Field delimiter options (mutually exclusive)

Option Meaning Mode
-f CHARS Any single char in set, non-stacking (empties preserved) regex
-F STRING Exact multi-char string, non-stacking pe
-W CHARS Char class, stacking (runs of delimiters collapse into one boundary) regex
(default, direct mode) IFS splitting – user controls IFS direct
(default, buffered mode) Defaults to record delimiter (one field per record) buffered

-W is the buffered-mode equivalent of IFS whitespace behavior. Use -W "$IFS" to get collapsing-whitespace field splitting in buffered mode. Unlike IFS, -W treats ALL chars in the set identically (no special whitespace vs non-whitespace distinction).

Note: Stream does NOT read the _Delimiter framework global. Use -f, -F, or -W explicitly. If you want _Delimiter’s value, pass it: -f "$_Delimiter".

Other options

Option Meaning
-a NAME Array mode: all fields into named array
-x Expose: generate $o.fieldname accessors, store field values on the object
-n N / -N N Fixed-width: read exactly N chars per record
-t N Timeout in seconds (direct mode: passed to read)
-b N / --blockSize=N Buffer fill size (default: 1024). Buffered modes only.

Positional arguments

Everything after the options that isn’t recognized as an option is a field name. Field names must be valid bash identifiers. The last field gets “the rest” (same as bash read). Use _ to discard a field.
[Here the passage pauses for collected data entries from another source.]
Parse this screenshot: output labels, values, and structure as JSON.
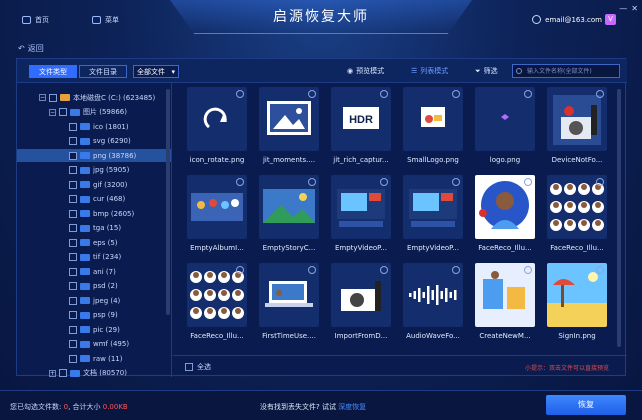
{
  "titlebar": {
    "title": "启源恢复大师",
    "nav_home": "首页",
    "nav_menu": "菜单",
    "user_email": "email@163.com",
    "vip_badge": "V"
  },
  "back_label": "返回",
  "toolbar": {
    "tab_file_type": "文件类型",
    "tab_file_dir": "文件目录",
    "filter_select": "全部文件",
    "preview_mode": "预览模式",
    "list_mode": "列表模式",
    "filter": "筛选",
    "search_placeholder": "输入文件名称(全部文件)"
  },
  "tree": [
    {
      "label": "本地磁盘C (C:) (623485)",
      "level": 0,
      "toggle": "−",
      "kind": "disk"
    },
    {
      "label": "图片 (59866)",
      "level": 1,
      "toggle": "−",
      "kind": "folder"
    },
    {
      "label": "ico (1801)",
      "level": 2,
      "kind": "folder"
    },
    {
      "label": "svg (6290)",
      "level": 2,
      "kind": "folder"
    },
    {
      "label": "png (38786)",
      "level": 2,
      "kind": "folder",
      "selected": true
    },
    {
      "label": "jpg (5905)",
      "level": 2,
      "kind": "folder"
    },
    {
      "label": "gif (3200)",
      "level": 2,
      "kind": "folder"
    },
    {
      "label": "cur (468)",
      "level": 2,
      "kind": "folder"
    },
    {
      "label": "bmp (2605)",
      "level": 2,
      "kind": "folder"
    },
    {
      "label": "tga (15)",
      "level": 2,
      "kind": "folder"
    },
    {
      "label": "eps (5)",
      "level": 2,
      "kind": "folder"
    },
    {
      "label": "tif (234)",
      "level": 2,
      "kind": "folder"
    },
    {
      "label": "ani (7)",
      "level": 2,
      "kind": "folder"
    },
    {
      "label": "psd (2)",
      "level": 2,
      "kind": "folder"
    },
    {
      "label": "jpeg (4)",
      "level": 2,
      "kind": "folder"
    },
    {
      "label": "psp (9)",
      "level": 2,
      "kind": "folder"
    },
    {
      "label": "pic (29)",
      "level": 2,
      "kind": "folder"
    },
    {
      "label": "wmf (495)",
      "level": 2,
      "kind": "folder"
    },
    {
      "label": "raw (11)",
      "level": 2,
      "kind": "folder"
    },
    {
      "label": "文档 (80570)",
      "level": 1,
      "toggle": "+",
      "kind": "folder"
    }
  ],
  "files": [
    {
      "name": "icon_rotate.png",
      "art": "rotate-icon"
    },
    {
      "name": "jit_moments....",
      "art": "image-gallery-icon"
    },
    {
      "name": "jit_rich_captur...",
      "art": "hdr-icon"
    },
    {
      "name": "SmallLogo.png",
      "art": "logo-icon"
    },
    {
      "name": "logo.png",
      "art": "small-glyph-icon"
    },
    {
      "name": "DeviceNotFo...",
      "art": "camera-error-illustration"
    },
    {
      "name": "EmptyAlbumI...",
      "art": "people-illustration"
    },
    {
      "name": "EmptyStoryC...",
      "art": "landscape-illustration"
    },
    {
      "name": "EmptyVideoP...",
      "art": "video-editing-illustration"
    },
    {
      "name": "EmptyVideoP...",
      "art": "video-editing-illustration"
    },
    {
      "name": "FaceReco_Illu...",
      "art": "face-recognition-illustration"
    },
    {
      "name": "FaceReco_Illu...",
      "art": "avatar-grid-illustration"
    },
    {
      "name": "FaceReco_Illu...",
      "art": "avatar-grid-illustration"
    },
    {
      "name": "FirstTimeUse....",
      "art": "laptop-illustration"
    },
    {
      "name": "ImportFromD...",
      "art": "camera-illustration"
    },
    {
      "name": "AudioWaveFo...",
      "art": "waveform-illustration"
    },
    {
      "name": "CreateNewM...",
      "art": "studio-illustration"
    },
    {
      "name": "SignIn.png",
      "art": "beach-illustration"
    }
  ],
  "footer": {
    "select_all": "全选",
    "hint": "小提示：双击文件可以直接预览"
  },
  "status": {
    "selected_prefix": "您已勾选文件数:",
    "selected_count": "0",
    "size_prefix": ", 合计大小",
    "size_value": "0.00KB",
    "lost_prompt": "没有找到丢失文件? 试试",
    "deep_recover": "深度恢复",
    "recover_button": "恢复"
  },
  "colors": {
    "accent": "#2f6cff",
    "hint_red": "#e24a4a",
    "link": "#4a8dff"
  }
}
into=s Stream.new -P "data.csv" -f ',' name age _ city
#                                       ^^^^ ^^^ ^ ^^^^
#                                       f1   f2  discard  f3 (gets remainder)

Methods

$s.read (direct mode)

Thin wrapper around bash’s read builtin. Available only on direct-mode objects (no -D, -E, -f, -F, -W, -n). IFS does field splitting.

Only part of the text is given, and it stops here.